Он стоял и смотрел вслед удаляющимся друзьям-крэгам. Один крэг что-то говорил другому. А тот отвечал первому, пытаясь жестикулировать. Хорнунг даже на время их перепутал. И только по номерам на спинах восстановил - кто есть кто. Это номера ХА-364087 он спас от бомб на поле боя.
Хорнунг решил было идти на берег, но между бараками его остановили. Их было трое. Шишкарь и два самых близких его шныренка.
– Здорово, федерал, - крэгнул старший.
– Базар до тебя имеем.
– По какому поводу?
– Претензии у нас к тебе. Членские взносы у тебя не уплачены.
Шнырята заржали, загремев панцирями.
– Как же он их уплатит?
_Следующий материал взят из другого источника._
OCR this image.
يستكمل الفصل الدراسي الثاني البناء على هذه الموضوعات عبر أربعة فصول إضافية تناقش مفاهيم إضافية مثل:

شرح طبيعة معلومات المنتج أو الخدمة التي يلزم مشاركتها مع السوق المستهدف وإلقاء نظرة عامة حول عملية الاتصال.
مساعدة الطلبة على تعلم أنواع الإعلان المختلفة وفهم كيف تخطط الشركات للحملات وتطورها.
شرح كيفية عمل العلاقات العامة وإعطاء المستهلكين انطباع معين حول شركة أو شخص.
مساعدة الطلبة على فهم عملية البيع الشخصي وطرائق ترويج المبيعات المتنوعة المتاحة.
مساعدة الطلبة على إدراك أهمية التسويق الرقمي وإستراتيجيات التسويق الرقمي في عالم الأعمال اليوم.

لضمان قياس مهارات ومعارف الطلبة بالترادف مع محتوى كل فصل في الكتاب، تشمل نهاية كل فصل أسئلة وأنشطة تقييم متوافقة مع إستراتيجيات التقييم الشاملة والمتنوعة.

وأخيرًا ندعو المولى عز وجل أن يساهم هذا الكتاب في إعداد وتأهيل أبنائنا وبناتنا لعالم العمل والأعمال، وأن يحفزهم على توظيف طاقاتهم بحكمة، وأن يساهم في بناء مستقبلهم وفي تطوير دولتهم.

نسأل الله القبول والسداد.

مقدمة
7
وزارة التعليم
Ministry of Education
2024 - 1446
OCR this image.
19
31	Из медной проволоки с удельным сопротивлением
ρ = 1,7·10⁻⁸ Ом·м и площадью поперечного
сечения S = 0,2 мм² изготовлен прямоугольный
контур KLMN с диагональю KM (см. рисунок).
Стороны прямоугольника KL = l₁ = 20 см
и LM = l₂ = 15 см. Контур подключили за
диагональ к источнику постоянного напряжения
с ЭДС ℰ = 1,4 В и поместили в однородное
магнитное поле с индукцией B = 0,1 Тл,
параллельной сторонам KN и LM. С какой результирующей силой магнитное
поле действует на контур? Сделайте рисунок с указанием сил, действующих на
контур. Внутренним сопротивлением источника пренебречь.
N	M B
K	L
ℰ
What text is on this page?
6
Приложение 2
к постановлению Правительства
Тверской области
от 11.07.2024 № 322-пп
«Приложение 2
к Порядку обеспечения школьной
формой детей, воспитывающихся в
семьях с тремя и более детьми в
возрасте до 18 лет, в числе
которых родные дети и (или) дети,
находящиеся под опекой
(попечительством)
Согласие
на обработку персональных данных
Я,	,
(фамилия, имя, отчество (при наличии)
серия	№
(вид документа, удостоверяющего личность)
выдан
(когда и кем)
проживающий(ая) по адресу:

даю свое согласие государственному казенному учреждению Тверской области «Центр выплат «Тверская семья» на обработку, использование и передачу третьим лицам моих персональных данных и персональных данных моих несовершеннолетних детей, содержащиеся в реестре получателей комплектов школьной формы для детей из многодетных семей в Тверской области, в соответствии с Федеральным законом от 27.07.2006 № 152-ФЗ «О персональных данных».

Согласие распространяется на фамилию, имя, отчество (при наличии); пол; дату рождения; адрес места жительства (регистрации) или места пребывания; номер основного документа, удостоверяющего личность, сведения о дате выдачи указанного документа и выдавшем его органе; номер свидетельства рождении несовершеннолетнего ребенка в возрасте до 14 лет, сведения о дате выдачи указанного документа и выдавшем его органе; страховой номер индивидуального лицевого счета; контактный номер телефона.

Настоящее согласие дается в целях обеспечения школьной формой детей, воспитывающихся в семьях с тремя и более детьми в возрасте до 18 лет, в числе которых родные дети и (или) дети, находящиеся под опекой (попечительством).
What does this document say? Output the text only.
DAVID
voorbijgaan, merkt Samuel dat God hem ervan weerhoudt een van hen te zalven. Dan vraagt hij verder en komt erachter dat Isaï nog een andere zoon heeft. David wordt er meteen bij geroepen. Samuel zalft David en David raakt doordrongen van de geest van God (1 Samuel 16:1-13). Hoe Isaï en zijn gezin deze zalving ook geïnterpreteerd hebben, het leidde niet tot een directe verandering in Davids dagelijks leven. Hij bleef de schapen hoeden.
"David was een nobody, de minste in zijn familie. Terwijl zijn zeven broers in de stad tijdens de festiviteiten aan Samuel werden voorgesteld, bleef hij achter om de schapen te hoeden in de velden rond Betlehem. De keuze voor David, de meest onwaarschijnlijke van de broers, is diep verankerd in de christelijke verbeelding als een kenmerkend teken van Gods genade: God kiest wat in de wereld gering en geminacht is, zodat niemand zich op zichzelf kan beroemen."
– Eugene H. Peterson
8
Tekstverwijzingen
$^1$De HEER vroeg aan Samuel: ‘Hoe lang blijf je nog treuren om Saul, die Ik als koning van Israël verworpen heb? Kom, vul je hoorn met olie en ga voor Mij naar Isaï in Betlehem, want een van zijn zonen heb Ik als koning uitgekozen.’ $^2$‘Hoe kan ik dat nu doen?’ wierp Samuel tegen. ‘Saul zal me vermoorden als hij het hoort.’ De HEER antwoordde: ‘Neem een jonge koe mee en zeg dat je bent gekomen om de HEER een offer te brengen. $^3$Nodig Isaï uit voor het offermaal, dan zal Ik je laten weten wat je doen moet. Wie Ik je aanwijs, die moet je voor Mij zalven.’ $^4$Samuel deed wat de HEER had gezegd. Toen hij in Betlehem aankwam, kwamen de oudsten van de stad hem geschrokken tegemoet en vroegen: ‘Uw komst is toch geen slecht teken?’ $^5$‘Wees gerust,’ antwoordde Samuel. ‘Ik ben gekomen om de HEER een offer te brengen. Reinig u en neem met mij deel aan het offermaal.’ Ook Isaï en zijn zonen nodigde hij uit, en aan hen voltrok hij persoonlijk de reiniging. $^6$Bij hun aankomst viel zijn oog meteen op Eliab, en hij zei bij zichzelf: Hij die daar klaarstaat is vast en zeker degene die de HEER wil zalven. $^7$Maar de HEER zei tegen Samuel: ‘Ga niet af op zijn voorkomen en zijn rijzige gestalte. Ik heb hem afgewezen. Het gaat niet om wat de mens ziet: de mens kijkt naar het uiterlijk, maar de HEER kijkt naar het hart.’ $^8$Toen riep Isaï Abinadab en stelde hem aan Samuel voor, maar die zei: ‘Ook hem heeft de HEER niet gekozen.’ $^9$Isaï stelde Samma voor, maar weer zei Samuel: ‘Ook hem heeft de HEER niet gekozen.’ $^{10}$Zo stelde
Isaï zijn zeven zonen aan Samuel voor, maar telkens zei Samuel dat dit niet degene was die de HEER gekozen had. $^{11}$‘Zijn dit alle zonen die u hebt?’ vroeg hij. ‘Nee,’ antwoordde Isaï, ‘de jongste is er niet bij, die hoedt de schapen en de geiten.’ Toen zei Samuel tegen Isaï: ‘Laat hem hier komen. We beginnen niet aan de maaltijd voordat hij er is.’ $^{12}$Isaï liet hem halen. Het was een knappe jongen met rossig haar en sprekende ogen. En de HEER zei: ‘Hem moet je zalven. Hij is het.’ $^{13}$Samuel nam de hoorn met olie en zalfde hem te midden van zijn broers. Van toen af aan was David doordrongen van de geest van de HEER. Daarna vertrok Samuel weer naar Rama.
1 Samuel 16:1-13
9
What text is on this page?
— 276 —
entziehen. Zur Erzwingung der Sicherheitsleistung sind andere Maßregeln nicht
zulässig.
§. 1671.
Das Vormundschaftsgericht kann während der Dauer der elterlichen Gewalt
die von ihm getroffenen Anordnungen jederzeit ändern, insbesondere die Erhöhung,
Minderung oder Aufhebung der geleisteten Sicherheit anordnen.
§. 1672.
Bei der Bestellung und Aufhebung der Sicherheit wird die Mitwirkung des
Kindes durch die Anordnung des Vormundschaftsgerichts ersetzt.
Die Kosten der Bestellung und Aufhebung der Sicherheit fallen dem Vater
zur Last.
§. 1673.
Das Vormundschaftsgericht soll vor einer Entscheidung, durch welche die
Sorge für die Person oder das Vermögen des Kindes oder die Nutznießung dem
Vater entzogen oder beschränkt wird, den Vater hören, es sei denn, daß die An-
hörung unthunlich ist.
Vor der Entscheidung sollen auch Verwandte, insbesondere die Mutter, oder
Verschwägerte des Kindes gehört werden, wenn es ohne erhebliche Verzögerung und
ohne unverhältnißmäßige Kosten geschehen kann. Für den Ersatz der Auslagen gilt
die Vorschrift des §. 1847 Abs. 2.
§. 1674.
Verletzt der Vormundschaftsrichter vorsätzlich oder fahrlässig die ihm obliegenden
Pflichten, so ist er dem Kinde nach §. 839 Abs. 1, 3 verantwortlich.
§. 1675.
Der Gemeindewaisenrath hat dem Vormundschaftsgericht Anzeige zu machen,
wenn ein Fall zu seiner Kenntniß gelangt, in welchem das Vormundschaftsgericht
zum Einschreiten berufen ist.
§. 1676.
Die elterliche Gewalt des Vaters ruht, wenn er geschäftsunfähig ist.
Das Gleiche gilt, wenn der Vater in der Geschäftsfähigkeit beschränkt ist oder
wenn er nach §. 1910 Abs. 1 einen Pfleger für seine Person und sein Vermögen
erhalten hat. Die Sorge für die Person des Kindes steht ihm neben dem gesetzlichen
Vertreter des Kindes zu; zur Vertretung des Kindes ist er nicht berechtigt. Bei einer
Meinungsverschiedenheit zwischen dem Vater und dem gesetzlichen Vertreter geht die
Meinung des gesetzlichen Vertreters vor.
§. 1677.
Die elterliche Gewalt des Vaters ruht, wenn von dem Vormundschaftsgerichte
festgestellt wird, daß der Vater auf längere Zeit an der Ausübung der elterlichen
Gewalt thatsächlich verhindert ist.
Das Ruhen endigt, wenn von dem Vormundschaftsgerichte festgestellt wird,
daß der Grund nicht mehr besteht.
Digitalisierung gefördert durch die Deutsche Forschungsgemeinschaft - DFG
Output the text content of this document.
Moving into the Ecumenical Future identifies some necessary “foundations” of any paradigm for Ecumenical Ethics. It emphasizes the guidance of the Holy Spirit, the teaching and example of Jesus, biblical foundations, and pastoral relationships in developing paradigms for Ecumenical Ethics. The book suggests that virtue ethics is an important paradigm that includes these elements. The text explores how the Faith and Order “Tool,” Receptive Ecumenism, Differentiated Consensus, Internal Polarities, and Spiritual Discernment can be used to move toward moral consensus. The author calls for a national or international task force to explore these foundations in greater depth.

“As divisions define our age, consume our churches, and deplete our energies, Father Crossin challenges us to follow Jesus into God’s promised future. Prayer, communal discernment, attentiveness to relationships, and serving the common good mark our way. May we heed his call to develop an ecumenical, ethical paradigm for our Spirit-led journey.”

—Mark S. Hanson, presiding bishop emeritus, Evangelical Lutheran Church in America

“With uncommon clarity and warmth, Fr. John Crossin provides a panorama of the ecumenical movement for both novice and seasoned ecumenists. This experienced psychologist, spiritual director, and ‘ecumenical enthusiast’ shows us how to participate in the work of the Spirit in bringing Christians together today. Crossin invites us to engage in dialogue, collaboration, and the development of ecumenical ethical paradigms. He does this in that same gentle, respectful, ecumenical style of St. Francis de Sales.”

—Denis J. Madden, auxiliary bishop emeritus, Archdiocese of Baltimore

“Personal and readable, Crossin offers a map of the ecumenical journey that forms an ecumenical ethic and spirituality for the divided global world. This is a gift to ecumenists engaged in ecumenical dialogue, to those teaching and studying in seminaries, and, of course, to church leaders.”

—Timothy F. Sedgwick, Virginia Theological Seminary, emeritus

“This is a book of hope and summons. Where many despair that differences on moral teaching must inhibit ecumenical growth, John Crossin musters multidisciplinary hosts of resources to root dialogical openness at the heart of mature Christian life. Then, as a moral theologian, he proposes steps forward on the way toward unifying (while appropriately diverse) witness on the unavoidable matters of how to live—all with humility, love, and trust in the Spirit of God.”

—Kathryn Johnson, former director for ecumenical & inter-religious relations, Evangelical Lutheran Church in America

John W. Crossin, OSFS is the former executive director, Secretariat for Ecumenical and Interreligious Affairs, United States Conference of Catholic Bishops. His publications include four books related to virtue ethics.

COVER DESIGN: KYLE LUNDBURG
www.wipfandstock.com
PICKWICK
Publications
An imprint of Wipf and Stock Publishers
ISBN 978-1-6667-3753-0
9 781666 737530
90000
У него ведь нет члена, - отозвались сзади.
Хорнунг повернулся корпусом - еще одна группа крэгов.
Заржали все.
– Но у нас-то они есть, - щелкнул клювом шишкарь.
– Мы даже можем ему одолжить, - предложили с тыла.
Опять общий "шевелёж".
Учащенный пульс разбудил Кё. "В чем дело?
– спросила она, но быстро все поняла. "Отдай меня им, не то они нас убьют, а сам отойди куда-нибудь вглубь... Я сама..." - "Нет, - сказал Хорнунг безапелляционно.
– Разборка - дело мужское, предоставь это мне".
Крэги что-то крэгали, подбадривая друг друга.